Minority Stress, Self-Regulation, and Executive Function: Experimental Investigation of Gay and Lesbian Adults

Friday, November 17
3:30 PM - 5:00 PM
Location: Cobalt 501, Level 5, Cobalt Level

Keywords: L / G / B / T | Stigma | Cognitive Processes
Presentation Type: Symposium

Background: Health disparities based on sexual orientation are partially attributable to minority stress. However, the mechanisms underlying how minority stress affects health are poorly understood. Theory and preliminary evidence within neuropsychology and social psychology are beginning to suggest that chronic experiences of rejection may contribute to cognitive depletion, particularly in the area of executive function, as well as difficulties with self-regulation of health behaviors.

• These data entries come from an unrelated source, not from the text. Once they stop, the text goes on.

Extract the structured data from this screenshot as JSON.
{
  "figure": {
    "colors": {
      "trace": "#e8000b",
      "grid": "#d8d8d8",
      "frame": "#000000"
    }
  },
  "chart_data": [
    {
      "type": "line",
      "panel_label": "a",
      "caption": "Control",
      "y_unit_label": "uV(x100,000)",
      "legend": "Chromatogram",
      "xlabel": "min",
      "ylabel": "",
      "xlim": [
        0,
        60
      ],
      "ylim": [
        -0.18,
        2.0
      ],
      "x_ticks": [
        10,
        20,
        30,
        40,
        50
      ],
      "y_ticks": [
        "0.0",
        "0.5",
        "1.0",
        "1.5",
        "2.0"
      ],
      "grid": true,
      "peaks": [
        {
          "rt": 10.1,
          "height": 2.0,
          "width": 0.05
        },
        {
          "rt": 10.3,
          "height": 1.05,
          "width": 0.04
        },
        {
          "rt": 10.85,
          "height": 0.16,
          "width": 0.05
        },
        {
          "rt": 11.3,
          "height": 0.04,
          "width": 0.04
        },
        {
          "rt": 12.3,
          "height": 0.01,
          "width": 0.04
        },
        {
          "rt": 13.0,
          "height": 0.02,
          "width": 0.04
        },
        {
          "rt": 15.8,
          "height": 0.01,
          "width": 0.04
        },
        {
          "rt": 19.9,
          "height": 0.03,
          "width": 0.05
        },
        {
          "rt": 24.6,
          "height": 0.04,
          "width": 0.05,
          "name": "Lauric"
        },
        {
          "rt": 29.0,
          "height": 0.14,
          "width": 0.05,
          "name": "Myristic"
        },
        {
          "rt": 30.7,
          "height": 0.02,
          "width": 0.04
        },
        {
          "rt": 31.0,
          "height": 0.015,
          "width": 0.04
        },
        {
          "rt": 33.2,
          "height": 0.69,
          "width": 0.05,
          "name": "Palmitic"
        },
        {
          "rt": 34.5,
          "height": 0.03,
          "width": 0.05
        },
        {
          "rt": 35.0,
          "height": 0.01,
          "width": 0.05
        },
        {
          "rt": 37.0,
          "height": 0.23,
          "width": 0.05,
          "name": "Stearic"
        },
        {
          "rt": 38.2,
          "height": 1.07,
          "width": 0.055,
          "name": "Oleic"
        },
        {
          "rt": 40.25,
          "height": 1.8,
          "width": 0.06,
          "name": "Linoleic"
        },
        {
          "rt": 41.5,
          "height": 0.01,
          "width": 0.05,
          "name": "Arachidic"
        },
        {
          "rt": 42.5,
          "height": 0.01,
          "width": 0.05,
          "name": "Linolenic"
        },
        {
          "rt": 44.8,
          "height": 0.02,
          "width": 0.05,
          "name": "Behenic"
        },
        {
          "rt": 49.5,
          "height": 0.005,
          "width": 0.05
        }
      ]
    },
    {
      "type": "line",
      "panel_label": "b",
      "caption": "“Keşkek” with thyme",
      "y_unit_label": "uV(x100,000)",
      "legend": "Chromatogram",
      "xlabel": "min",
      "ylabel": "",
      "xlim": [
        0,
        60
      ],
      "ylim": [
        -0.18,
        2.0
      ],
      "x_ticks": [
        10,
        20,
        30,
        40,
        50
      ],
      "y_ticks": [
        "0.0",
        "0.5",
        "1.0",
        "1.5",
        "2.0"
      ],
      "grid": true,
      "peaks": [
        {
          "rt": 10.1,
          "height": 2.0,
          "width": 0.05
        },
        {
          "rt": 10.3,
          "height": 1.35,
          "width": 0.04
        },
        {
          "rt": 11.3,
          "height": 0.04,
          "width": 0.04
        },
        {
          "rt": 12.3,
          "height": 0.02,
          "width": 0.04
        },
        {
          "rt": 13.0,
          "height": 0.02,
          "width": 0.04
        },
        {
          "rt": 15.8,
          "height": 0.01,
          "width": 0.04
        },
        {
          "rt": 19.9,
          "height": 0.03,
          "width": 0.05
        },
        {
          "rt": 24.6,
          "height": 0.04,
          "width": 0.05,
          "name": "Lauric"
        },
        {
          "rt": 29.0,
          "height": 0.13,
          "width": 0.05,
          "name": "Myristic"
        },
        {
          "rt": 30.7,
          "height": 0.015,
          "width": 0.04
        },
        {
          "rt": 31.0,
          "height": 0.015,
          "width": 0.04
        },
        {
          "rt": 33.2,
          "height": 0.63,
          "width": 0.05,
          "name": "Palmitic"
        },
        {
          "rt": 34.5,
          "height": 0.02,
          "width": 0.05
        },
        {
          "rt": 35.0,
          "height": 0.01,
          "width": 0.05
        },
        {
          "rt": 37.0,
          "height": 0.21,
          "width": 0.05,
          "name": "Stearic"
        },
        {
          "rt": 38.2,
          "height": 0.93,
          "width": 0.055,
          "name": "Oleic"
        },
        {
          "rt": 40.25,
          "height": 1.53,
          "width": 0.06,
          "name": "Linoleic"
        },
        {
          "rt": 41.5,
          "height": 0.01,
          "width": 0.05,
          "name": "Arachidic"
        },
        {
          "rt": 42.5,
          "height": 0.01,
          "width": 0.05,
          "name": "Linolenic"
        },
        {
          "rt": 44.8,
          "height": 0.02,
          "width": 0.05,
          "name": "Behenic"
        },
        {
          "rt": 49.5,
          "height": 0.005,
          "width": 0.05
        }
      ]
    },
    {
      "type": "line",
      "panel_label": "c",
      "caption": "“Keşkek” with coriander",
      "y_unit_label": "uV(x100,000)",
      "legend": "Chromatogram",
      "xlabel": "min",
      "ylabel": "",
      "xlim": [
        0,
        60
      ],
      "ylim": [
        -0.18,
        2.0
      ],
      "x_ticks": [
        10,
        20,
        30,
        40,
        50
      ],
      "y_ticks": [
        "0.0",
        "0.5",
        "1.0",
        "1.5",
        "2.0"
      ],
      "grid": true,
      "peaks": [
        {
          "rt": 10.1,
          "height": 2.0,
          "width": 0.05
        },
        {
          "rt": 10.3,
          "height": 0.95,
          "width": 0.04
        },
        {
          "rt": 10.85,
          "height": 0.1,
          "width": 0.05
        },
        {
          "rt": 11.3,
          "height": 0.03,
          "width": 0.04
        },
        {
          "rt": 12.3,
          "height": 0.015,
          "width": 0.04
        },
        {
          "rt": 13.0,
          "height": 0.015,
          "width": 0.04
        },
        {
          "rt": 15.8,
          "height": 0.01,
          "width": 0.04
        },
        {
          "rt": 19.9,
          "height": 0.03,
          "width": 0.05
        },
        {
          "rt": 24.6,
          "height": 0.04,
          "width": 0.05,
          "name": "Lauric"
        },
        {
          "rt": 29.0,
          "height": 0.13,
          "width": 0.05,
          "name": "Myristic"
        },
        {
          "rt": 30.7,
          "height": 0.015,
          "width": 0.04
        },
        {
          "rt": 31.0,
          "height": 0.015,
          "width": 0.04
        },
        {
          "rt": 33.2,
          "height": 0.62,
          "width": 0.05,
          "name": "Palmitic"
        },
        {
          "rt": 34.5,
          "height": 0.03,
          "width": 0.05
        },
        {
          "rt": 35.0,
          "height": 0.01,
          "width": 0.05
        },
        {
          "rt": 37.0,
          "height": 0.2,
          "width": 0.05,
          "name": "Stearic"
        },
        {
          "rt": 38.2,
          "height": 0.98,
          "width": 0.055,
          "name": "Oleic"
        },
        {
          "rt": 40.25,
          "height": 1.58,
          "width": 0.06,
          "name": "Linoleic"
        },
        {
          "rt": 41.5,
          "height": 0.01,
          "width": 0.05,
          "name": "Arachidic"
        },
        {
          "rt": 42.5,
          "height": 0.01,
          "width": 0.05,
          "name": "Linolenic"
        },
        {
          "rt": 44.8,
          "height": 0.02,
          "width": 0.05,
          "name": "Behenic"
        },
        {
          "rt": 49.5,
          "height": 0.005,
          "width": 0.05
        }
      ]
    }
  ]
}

If present, these executive and self-regulatory depletion effects may begin to explain how minority stress contributes to health disparities.

Method: The current study was an experimental investigation of gay and lesbian adults (N = 141) that involved having participants engage in a stressful, evaluative interpersonal task with a confederate who they were led to believe held either positive or negative views toward sexual minorities.

Results: We examined how experimental condition affected self-regulation, including cognition (an executive function battery from the DKEFS administered at baseline and after the manipulation) and behavioral regulation (number of healthy and unhealthy snacks chosen at the end of the lab session). We also tested mediators of these effects, including state anger and anxiety, expressive suppression, cognitive interference, and disclosure of sexual orientation. Consistent with hypotheses, participants in the anti-gay condition chose a greater number of unhealthy snacks. Contrary to hypotheses, these participants actually showed greater improvement in cognitive performance than participants in the pro-gay condition. This effect was mediated by state anger.


Discussion: Possible explanations for this unexpected pattern of findings as well as future research directions are discussed in context of the neuropsychological, social psychological, and gay and lesbian health literature. Despite limitations, this study was among the first to experimentally manipulate minority stress in this population and the first to observe effects on executive and self-regulatory depletion. The results suggest both motivational/resilient as well as detrimental/depleting consequences of minority stress for gay men and lesbian women.